L’ondata di maltempo ha colpito con doppia intensità sia le zone montane che quelle costiere. Accumuli nevosi: In Sila, nelle province di Cosenza e Crotone, la neve ha raggiunto gli 80 centimetri in meno di 24 ore e precipitazioni: Il dato dei 584 mm di pioggia rappresenta un picco estremo che ha saturato rapidamente il terreno, innescando una serie di criticità a catena.
I danni maggiori si sono concentrati lungo il versante ionico, dove la furia degli elementi ha compromesso strutturalmente le infrastrutture costiere. “I lungomari della costa ionica hanno subito danni gravissimi”, ha spiegato Costarella. “Sono stati compromessi i sottoservizi essenziali: reti fognarie, illuminazione pubblica e la viabilità primaria costiera sono attualmente fuori uso in diversi punti.”
Anche il sistema portuale è in forte sofferenza. Sono state segnalate lesioni alle banchine e pesanti insabbiamenti nei principali porti dello Ionio, rendendo difficoltose le operazioni marittime e richiedendo interventi urgenti di ripristino.
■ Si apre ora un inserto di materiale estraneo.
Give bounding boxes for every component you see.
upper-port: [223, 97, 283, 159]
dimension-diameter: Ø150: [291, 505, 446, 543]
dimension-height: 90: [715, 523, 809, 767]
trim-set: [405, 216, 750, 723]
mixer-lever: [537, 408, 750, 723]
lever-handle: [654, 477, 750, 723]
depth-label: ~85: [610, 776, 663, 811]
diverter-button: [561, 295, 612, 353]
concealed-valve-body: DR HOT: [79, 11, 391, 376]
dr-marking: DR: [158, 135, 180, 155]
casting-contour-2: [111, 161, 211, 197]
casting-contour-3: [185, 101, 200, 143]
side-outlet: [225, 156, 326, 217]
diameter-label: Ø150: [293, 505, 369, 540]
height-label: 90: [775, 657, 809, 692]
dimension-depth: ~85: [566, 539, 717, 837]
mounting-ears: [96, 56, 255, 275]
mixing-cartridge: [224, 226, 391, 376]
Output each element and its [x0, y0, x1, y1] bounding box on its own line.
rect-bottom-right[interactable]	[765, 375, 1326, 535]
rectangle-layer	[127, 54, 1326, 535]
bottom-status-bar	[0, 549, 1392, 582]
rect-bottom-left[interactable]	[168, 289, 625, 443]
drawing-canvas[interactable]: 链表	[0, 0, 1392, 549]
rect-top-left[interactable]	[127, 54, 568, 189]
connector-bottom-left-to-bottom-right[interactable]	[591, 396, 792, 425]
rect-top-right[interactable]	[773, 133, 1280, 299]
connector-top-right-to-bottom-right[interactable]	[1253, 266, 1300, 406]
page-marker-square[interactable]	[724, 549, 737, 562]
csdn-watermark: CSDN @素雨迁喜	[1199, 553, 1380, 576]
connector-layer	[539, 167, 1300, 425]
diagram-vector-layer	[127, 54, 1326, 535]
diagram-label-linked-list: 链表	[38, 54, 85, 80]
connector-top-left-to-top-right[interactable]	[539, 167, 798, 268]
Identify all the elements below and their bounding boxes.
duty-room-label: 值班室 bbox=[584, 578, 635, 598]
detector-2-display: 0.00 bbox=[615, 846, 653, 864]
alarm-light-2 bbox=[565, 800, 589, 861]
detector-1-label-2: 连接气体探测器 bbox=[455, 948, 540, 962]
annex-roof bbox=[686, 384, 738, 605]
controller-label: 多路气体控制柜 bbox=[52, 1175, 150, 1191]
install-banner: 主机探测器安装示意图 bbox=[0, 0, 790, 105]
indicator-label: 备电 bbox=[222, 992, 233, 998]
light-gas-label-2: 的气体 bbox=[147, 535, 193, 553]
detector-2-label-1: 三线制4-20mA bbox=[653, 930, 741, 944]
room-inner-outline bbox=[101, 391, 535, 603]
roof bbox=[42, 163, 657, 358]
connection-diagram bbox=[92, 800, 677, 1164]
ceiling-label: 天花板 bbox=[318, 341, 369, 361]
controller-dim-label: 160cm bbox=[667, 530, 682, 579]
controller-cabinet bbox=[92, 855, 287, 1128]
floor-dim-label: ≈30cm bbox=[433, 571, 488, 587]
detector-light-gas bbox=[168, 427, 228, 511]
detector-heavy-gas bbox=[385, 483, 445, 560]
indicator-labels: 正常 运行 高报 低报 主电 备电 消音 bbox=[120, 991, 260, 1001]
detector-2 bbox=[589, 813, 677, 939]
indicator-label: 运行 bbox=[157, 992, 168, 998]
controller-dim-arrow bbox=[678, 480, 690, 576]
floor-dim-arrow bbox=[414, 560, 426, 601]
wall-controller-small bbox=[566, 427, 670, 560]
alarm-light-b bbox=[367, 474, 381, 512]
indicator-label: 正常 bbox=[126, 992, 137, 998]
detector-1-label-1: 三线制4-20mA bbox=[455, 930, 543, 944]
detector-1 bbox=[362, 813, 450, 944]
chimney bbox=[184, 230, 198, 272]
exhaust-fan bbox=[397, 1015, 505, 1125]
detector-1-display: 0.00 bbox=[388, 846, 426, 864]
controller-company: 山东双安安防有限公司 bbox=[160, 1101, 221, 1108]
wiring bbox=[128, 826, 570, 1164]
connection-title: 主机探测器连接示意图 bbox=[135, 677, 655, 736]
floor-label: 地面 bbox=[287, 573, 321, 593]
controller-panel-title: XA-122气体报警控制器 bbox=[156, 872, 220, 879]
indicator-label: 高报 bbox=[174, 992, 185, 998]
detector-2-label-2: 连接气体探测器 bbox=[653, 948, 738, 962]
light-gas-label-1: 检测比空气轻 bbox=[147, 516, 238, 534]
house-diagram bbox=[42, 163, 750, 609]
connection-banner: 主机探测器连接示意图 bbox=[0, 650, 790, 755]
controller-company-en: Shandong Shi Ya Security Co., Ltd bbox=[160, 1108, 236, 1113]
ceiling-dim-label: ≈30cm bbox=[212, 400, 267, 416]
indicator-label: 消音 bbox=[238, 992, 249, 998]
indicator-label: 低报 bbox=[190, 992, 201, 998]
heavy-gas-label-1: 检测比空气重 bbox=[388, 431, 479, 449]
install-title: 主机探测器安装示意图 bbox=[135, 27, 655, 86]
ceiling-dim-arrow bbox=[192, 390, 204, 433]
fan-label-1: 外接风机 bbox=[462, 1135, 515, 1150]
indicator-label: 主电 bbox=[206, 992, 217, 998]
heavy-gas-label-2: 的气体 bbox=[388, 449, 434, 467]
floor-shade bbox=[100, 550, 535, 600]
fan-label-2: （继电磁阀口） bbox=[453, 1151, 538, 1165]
Oltre ai danni visibili alle coste, l’entroterra deve fare i conti con la fragilità del territorio: viabilità: Numerosi alberi abbattuti dal vento e detriti hanno bloccato sia le arterie principali che la rete stradale secondaria. Dissesto idrogeologico: Il vero pericolo attuale è rappresentato dagli smottamenti. Poiché il terreno è ormai completamente saturo d’acqua, i fenomeni franosi continuano a verificarsi anche a distanza di giorni dalla fine delle precipitazioni più intense.
La Protezione Civile resta in stato di massima allerta per monitorare l’evoluzione dei movimenti franosi e coordinare i primi interventi di messa in sicurezza, mentre i comuni iniziano la conta dei danni per la richiesta dello stato di emergenza.